Ewch i’r prif gynnwys

Portuguese ambassador visits Wales

16 Tachwedd 2015

Mae'r cynnwys hwn ar gael yn Saesneg yn unig.

Portuguese flag

The Portuguese ambassador to the UK will today (16 Nov) visit Cardiff University to launch Wales’s first degree in Portuguese.

His Excellency Mr Joao de Vallera will formally launch the new degree at a ‘Festival of Portuguese Culture’ event organised by the University and attended by staff, students, Camões Institute representative Regina Duarte and Portuguese poet and novelist Ana Luísa Amaral.

Cardiff University’s School of Modern Languages has joined a select group of UK universities to sign an agreement with the Camões, Instituto da Língua e da Cooperação – the Portuguese government agency responsible for supporting the teaching of Portuguese in schools and universities. The agreement paves the way for the introduction of a newly-validated Portuguese degree programme.

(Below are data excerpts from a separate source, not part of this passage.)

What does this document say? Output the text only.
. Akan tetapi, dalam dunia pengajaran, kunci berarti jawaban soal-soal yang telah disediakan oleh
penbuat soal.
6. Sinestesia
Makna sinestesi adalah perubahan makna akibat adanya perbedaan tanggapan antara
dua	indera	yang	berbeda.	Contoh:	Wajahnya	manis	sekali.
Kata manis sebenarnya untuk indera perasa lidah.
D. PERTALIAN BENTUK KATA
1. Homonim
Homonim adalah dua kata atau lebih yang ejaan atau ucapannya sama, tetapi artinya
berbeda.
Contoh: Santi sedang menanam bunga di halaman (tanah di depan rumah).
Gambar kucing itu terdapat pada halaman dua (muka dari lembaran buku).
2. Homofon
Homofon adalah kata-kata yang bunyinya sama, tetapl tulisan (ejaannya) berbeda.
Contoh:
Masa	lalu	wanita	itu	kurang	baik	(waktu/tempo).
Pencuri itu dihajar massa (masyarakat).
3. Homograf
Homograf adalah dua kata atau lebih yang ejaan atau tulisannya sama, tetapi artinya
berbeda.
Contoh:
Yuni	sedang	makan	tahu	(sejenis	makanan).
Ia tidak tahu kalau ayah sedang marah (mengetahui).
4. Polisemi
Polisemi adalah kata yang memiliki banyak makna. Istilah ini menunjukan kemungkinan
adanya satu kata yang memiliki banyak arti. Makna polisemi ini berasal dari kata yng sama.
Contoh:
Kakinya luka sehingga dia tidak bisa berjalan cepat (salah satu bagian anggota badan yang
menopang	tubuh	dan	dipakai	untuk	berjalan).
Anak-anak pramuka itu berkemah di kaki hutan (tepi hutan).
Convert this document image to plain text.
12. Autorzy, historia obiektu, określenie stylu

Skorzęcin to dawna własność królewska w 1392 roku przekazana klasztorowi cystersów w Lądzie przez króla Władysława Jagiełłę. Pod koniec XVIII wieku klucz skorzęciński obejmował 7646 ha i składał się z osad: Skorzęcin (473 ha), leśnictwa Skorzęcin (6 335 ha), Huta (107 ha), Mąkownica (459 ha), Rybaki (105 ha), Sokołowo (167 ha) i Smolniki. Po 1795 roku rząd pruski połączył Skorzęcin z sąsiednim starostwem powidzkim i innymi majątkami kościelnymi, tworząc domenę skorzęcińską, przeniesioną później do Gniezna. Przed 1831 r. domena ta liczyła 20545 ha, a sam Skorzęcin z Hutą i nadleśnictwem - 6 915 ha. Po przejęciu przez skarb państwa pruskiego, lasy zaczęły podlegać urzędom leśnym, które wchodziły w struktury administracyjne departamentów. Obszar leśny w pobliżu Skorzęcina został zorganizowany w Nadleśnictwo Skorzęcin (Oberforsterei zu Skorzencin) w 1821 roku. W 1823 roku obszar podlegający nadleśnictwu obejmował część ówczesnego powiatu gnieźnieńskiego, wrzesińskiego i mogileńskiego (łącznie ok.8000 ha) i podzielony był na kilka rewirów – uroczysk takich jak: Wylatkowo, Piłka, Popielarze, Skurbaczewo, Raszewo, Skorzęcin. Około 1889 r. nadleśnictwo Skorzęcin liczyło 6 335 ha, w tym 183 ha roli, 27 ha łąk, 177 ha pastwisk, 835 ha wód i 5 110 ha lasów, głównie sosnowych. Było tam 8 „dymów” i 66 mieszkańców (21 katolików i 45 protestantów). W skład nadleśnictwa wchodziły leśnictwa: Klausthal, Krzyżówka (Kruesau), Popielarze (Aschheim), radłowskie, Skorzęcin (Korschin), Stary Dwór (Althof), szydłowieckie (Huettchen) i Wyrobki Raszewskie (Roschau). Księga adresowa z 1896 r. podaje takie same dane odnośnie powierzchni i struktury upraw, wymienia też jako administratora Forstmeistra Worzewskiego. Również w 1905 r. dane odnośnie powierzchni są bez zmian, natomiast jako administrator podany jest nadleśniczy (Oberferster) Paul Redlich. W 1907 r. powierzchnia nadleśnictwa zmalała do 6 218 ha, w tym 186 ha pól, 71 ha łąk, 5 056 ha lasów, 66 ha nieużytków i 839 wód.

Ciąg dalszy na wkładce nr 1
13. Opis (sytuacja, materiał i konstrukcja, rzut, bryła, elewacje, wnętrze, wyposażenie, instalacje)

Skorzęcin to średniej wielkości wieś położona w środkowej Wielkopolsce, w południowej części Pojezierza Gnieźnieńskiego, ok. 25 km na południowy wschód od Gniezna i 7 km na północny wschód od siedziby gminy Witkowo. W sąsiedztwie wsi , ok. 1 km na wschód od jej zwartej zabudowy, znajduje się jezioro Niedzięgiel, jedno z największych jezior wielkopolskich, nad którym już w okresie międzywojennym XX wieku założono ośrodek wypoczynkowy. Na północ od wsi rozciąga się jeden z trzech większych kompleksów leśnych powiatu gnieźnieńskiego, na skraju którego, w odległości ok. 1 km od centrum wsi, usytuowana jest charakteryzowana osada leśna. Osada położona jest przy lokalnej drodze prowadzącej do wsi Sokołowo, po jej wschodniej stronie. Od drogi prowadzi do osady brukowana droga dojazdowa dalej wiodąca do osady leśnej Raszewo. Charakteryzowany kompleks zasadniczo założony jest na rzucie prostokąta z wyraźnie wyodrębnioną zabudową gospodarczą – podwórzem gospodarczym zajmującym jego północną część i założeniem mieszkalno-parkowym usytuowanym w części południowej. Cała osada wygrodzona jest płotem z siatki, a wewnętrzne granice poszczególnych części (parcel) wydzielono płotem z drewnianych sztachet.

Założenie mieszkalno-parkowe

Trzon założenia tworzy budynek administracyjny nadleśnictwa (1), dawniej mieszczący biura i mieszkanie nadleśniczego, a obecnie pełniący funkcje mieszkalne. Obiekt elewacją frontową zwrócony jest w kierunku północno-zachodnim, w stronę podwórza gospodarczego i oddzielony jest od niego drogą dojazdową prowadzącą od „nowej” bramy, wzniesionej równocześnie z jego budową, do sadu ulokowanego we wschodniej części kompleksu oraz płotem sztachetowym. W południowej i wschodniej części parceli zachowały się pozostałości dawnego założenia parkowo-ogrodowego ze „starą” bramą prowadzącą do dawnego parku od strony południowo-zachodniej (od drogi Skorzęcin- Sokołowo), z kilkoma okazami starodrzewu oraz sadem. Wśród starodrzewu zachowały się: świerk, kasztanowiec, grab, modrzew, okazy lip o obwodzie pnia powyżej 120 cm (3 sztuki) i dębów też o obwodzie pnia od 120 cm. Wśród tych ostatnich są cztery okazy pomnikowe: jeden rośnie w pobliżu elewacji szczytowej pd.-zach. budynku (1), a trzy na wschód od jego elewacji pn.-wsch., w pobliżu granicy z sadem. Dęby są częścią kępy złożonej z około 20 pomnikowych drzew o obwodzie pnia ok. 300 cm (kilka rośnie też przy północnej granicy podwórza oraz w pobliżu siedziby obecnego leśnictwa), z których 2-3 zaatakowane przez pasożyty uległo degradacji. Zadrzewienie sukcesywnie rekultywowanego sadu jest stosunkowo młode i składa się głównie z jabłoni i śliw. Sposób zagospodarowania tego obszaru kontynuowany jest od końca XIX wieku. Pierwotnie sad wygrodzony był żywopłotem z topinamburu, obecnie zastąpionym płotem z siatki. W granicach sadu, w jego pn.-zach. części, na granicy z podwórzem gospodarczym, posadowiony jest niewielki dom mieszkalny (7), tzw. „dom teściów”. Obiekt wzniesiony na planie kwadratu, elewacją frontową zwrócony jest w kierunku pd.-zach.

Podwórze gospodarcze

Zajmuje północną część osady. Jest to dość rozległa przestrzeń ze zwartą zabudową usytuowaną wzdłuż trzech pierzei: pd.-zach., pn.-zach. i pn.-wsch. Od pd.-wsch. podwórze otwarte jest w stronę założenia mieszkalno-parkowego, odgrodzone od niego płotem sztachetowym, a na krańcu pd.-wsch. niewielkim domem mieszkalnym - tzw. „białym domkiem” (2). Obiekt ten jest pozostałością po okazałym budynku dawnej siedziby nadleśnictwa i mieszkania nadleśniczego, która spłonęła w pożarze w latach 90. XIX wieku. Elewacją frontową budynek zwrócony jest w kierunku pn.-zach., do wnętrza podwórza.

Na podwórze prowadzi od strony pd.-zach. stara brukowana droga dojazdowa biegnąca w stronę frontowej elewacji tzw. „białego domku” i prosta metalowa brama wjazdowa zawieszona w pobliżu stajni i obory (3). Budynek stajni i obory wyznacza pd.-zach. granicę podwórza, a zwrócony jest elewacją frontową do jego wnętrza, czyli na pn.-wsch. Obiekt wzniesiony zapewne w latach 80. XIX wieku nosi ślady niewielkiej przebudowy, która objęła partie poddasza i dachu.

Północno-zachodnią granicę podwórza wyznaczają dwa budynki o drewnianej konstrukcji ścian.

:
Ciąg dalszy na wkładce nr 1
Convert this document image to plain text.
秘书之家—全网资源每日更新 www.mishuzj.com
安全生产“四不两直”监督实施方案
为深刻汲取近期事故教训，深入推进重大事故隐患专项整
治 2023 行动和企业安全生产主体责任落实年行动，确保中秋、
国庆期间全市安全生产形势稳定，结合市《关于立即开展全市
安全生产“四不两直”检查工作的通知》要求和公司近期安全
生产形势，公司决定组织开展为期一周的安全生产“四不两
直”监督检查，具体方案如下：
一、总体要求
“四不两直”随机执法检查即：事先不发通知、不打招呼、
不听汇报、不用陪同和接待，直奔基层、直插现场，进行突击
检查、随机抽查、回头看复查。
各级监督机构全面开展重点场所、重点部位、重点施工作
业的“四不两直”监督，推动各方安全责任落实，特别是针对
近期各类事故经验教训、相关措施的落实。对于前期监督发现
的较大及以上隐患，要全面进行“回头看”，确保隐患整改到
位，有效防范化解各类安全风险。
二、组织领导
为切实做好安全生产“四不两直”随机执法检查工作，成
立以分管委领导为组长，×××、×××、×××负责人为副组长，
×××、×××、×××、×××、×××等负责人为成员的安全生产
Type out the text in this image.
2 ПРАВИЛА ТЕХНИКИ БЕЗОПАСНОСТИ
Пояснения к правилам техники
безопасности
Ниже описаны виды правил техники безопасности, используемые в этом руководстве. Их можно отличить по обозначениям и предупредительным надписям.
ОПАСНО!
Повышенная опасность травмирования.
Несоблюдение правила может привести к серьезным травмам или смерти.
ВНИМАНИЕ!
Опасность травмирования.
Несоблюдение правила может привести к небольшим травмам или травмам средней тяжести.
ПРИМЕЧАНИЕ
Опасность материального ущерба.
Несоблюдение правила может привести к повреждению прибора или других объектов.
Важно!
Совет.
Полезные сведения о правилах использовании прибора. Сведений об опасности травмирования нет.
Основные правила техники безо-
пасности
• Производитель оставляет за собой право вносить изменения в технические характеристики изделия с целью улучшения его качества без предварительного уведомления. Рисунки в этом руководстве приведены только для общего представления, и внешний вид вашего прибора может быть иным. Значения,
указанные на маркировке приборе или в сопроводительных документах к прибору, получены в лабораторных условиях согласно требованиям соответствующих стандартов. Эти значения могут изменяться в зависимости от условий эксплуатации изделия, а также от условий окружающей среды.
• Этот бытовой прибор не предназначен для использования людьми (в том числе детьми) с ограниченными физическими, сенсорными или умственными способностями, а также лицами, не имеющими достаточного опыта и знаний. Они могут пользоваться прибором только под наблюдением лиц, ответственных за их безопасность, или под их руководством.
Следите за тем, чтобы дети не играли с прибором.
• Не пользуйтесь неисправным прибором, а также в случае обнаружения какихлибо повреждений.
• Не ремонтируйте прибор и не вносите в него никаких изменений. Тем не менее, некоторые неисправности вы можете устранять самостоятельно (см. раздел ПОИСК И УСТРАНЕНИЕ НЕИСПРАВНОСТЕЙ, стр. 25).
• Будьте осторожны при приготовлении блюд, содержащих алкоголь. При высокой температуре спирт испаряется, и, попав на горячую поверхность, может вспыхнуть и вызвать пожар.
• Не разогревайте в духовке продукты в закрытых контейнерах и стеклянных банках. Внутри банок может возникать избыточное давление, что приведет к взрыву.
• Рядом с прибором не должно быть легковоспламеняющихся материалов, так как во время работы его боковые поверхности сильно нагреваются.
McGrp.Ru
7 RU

The announcement demonstrates the University’s commitment to recognising Portuguese as a global growth language; one of 10 to be recently recognised by the British Council as crucial to the UK’s prosperity, security and influence in the world in the years ahead.

Arts, Humanities and Social Science students will now be able to study Portuguese from beginners to advanced level.

The agreement also opens up new opportunities for important research collaborations, and Cardiff has already worked with the Camões Institute, Kings College London, and the Institute of Modern Languages Research (IMLR) to launch a joint series of events relating to Portuguese studies.

Today’s event will also be attended by students and teachers from Ysgol Clywedig in Wrexham. Portuguese and Welsh students at the school have been working with the University on a research project to gather data from Portugal’s WW1 centenary in France.

Dr Rhian Atkin, Programme Leader for Portuguese from the University’s School of Modern Languages, said: “Languages are the bedrock of the world’s cultural heritage, and research from the Higher Education Statistics Agency shows that the number of Portuguese undergraduate entrants to university at UK-level has risen by 56% since 2007-8; showing increasing recognition of its importance as a strategic global growth language.

“The decision by the University and Camões Institute to jointly invest in teaching Portuguese further signals a recognition of the importance of language learning to the UK, to safeguard opportunities for students’ international mobility. The support of the Camões Institute and of the Portuguese Ambassador is hugely prestigious and provides a wonderful opportunity for our students to envisage where a degree in Portuguese may lead them.

“As a research department, we have welcomed visitors from the USA, Portugal, Brazil and Mozambique to work with us already and we have an exciting programme of events for the next year. For students wishing to study Portuguese in Wales, the courses are now open for applications through UCAS. We look forward to welcoming students with no prior knowledge as well as students who already speak Portuguese, to study with us at Cardiff.”